You could always try to find some thing not quite so bad to replace it... If you feel the urge to take another hit just have a glass of vodka or a joint or some thing. Just think about the good things that will come from giving up your addiction.
Saipea
18-02-2005, 05:54
What is the active ingredient in Afrin and what are its effects.

You could always try to find some thing not quite so bad to replace it... If you feel the urge to take another hit just have a glass of vodka or a joint or some thing. Just think about the good things that will come from giving up your addiction.

Um... no. Not a good idea.
Do things that give you a natural high. Don't kill anymore parts of your body with other drugs.
Colerica
18-02-2005, 05:59
I'd say, live it up like you're dealing with a broken leg (ice cream! ice cream!... oh, minnesota... hot fudge! hot fudge!), or any other physical problem. Don't blame it on yourself, blame it on your brain, which is just another part of your body.
Stay inside if the drugs are out of reach, and just, lay low. Get "addicted" to TV and video games... and don't forget your girlfriend.
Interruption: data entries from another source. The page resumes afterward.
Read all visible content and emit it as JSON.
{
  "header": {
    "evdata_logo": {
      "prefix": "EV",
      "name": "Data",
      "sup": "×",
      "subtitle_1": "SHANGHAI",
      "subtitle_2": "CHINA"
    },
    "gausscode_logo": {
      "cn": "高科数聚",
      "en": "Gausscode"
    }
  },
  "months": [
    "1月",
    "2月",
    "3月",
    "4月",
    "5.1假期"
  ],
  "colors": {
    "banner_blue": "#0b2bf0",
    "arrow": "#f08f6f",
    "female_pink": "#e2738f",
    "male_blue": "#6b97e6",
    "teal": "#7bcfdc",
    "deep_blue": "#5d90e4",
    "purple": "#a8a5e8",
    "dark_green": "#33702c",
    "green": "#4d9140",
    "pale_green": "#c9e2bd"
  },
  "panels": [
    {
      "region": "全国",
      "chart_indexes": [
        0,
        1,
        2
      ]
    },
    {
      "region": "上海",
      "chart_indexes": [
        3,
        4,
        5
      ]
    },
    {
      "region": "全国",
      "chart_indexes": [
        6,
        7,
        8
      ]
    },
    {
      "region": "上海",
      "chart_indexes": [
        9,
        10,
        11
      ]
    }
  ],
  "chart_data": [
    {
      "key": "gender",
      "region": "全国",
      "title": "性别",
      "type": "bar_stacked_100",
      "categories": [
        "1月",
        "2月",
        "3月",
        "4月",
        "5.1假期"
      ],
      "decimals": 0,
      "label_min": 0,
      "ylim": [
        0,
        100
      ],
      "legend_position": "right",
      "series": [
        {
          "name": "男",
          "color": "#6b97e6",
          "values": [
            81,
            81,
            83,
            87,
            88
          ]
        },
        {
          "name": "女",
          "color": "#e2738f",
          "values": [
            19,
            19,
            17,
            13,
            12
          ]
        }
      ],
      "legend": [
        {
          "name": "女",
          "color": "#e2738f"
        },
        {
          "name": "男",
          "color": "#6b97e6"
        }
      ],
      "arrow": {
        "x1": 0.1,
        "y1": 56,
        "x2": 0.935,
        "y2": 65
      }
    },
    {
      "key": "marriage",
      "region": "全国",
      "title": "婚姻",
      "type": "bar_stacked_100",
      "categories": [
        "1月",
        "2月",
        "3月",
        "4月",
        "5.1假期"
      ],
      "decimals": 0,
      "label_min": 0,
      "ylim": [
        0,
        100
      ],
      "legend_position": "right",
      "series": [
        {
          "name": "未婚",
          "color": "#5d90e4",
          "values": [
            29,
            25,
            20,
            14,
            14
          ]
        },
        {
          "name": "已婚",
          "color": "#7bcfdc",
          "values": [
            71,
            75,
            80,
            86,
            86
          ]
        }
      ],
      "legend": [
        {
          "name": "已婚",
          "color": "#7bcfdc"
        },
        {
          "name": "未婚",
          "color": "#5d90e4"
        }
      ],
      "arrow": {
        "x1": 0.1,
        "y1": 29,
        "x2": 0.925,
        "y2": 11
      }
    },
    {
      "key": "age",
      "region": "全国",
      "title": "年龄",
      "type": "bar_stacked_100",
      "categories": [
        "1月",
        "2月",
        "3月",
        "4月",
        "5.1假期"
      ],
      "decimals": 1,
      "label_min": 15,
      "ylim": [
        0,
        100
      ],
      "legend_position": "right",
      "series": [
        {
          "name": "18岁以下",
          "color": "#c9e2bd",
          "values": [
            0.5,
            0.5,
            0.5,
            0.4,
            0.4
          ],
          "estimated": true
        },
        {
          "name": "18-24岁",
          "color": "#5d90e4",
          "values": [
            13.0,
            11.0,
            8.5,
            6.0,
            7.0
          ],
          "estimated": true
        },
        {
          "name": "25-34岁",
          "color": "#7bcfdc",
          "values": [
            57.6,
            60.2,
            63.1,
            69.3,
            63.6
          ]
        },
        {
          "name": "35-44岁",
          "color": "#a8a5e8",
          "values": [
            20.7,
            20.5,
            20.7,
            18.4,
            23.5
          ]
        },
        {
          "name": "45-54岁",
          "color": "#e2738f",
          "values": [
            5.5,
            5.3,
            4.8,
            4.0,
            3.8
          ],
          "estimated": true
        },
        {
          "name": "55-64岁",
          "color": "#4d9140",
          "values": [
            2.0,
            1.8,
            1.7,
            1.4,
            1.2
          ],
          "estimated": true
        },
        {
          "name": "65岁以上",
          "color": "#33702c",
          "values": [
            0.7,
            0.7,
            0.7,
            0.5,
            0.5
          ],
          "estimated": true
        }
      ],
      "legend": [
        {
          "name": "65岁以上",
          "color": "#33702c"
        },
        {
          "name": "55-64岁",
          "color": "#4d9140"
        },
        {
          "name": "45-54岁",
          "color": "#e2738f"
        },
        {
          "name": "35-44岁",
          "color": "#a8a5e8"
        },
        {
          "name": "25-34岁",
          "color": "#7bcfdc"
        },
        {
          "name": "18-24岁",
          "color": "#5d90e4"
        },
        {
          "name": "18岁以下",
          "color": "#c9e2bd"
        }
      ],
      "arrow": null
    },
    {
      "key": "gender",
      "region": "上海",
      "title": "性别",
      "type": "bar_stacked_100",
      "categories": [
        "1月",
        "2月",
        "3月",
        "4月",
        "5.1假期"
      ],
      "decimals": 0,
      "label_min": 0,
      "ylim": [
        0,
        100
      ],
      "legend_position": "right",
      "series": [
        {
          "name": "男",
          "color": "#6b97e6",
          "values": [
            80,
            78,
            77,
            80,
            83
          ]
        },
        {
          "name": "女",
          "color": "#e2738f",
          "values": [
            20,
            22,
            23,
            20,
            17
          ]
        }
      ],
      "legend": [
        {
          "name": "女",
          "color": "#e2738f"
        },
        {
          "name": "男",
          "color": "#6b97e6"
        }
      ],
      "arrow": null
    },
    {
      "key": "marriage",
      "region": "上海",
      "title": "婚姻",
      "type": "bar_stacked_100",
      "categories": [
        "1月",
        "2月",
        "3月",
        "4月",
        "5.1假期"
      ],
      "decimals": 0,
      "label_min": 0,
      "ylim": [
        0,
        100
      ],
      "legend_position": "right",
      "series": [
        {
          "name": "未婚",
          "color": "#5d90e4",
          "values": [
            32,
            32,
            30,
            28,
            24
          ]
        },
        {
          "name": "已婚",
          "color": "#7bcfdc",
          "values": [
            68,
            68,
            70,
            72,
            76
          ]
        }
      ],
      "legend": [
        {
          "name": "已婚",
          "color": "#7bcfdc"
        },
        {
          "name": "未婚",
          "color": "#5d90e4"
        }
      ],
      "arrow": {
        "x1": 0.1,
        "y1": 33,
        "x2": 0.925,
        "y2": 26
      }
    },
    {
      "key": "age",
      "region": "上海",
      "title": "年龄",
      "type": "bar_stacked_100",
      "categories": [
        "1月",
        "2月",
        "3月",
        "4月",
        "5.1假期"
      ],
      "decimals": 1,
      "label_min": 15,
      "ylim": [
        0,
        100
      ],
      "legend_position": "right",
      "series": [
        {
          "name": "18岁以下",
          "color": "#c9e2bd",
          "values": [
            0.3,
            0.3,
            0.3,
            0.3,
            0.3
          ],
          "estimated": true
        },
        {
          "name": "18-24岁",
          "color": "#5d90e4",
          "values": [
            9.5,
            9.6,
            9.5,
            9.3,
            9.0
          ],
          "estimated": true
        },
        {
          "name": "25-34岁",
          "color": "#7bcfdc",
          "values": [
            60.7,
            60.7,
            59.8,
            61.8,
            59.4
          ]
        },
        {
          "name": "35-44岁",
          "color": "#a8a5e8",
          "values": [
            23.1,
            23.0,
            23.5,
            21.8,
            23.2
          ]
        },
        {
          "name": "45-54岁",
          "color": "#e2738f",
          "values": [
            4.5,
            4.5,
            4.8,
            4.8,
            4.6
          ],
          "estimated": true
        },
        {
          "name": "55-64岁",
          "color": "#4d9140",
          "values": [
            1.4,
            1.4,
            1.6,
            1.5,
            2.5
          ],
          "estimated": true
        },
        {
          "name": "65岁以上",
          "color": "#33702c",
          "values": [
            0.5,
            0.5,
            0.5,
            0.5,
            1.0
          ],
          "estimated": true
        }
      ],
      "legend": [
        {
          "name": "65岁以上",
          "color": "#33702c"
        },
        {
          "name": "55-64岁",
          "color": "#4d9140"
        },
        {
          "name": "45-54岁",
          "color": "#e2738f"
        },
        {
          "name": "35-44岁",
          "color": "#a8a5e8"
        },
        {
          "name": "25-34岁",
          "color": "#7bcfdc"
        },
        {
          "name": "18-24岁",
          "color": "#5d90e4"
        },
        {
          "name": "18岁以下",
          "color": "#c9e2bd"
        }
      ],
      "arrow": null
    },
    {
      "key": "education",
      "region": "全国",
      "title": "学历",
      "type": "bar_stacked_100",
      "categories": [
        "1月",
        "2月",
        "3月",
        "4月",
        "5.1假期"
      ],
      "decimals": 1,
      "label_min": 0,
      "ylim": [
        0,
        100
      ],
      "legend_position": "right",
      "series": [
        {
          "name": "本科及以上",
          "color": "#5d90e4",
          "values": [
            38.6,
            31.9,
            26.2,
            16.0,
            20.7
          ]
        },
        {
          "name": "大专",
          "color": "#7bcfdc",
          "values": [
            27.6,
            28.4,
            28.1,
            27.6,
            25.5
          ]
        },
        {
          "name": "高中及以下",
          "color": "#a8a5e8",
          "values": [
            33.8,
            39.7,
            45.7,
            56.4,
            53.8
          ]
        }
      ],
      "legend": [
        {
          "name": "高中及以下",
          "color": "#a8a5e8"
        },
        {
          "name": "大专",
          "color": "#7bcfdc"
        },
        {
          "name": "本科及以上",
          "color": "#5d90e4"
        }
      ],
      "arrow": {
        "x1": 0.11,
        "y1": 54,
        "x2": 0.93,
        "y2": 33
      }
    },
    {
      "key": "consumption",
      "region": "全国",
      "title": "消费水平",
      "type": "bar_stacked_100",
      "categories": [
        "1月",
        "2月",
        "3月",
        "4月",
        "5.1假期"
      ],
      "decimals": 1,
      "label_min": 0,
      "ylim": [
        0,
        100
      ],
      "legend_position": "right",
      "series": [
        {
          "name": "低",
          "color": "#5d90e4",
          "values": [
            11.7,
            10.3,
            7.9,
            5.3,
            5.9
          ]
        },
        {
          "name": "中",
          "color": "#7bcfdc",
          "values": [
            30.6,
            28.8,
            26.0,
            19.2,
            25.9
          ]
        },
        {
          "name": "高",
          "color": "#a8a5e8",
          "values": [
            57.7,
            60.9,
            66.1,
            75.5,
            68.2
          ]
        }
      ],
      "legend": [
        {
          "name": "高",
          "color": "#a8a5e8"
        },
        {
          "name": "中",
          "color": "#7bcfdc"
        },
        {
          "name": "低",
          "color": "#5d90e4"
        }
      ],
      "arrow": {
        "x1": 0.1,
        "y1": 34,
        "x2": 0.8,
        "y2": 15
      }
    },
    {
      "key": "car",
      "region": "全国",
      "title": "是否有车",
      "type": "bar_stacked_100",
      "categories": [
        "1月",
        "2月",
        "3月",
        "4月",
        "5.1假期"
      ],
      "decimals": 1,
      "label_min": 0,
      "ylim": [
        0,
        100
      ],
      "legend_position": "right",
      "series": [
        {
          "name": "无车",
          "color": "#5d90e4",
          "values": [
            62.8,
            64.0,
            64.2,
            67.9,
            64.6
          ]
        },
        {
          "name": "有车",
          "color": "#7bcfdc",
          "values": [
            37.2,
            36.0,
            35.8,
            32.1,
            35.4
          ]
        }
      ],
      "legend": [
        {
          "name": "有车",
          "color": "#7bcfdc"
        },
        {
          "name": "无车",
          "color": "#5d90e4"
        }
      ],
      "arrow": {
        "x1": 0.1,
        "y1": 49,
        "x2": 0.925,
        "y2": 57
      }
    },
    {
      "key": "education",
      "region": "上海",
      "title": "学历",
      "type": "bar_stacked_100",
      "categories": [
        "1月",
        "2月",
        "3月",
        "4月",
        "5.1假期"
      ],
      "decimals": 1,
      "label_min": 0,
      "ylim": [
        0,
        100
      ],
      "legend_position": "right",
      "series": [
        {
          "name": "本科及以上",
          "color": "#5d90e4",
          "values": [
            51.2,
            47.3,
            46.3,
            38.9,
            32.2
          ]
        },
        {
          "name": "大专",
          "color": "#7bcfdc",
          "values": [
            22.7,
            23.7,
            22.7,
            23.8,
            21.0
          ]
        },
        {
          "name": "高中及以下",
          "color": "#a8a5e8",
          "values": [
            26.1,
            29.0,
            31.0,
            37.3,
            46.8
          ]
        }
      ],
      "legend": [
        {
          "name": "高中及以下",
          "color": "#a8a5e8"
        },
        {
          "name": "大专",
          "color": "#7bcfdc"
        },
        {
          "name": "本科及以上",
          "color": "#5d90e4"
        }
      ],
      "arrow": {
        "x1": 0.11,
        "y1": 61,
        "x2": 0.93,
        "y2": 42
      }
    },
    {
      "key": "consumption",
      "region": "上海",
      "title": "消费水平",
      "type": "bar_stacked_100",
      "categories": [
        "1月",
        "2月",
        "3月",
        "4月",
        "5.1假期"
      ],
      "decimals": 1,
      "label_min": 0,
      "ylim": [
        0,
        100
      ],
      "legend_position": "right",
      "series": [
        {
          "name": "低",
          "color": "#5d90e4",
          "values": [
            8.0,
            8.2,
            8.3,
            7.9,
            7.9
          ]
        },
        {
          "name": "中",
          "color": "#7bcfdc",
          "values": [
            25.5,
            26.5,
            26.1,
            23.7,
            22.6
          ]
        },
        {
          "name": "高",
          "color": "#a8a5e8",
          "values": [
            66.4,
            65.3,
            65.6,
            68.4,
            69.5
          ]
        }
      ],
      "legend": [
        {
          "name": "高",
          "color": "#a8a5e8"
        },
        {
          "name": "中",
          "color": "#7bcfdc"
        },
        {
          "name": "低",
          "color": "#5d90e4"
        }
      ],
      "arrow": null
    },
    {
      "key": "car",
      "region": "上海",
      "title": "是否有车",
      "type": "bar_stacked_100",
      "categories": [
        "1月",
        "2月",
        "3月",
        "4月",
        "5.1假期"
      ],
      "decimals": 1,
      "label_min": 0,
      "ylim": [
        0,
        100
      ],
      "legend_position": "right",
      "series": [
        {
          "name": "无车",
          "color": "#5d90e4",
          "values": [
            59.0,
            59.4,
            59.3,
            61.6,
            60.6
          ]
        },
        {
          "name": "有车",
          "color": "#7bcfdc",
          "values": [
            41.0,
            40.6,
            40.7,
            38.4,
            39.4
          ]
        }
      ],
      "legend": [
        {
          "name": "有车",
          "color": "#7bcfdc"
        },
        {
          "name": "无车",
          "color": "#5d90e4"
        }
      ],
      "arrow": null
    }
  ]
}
Also, I hate to suggest this, but perhaps it's your actual environment that's to blame for whatever is bother your nose. (Could you elaborate on why you were taking them in the first place to give us some background?)

If I recall correctly, I had been taking Afrin (or its equillevant) for years whenever I had a severe congestion during an illness. Seemingly, it finally got to me to the point that I was hooked. If I remember right, I just started taking due to nasal congestion. This resulted in an addiction.

Again, thanks all. I'm off for the night. G'night.
Rovhaugane
18-02-2005, 06:00
Marijuana is natural.....

But any way... you are right. Working out or going for a run or some thing is a good way to take your mind off shit and it also produces a natural high =)


Afrin.. Active ingredient?, effect?.
Saipea
18-02-2005, 06:02
If I recall correctly, I had been taking Afrin (or its equillevant) for years whenever I had a severe congestion during an illness. Seemingly, it finally got to me to the point that I was hooked. If I remember right, I just started taking due to nasal congestion. This resulted in an addiction.

Again, thanks all. I'm off for the night. G'night.

Then allow me to reiterate that perhaps it is linked to something in your environment, and the only way to truly be free is to move or find whatever is causing you these illnesses all the time.

I often have congestion myself sometimes, and, incidentally, I was looking for my Afrin earlier this week. But there are plenty of other alternatives, especially natural ones like chicken soup or blowing-your-nose-silly-then-taking-some-Ayr.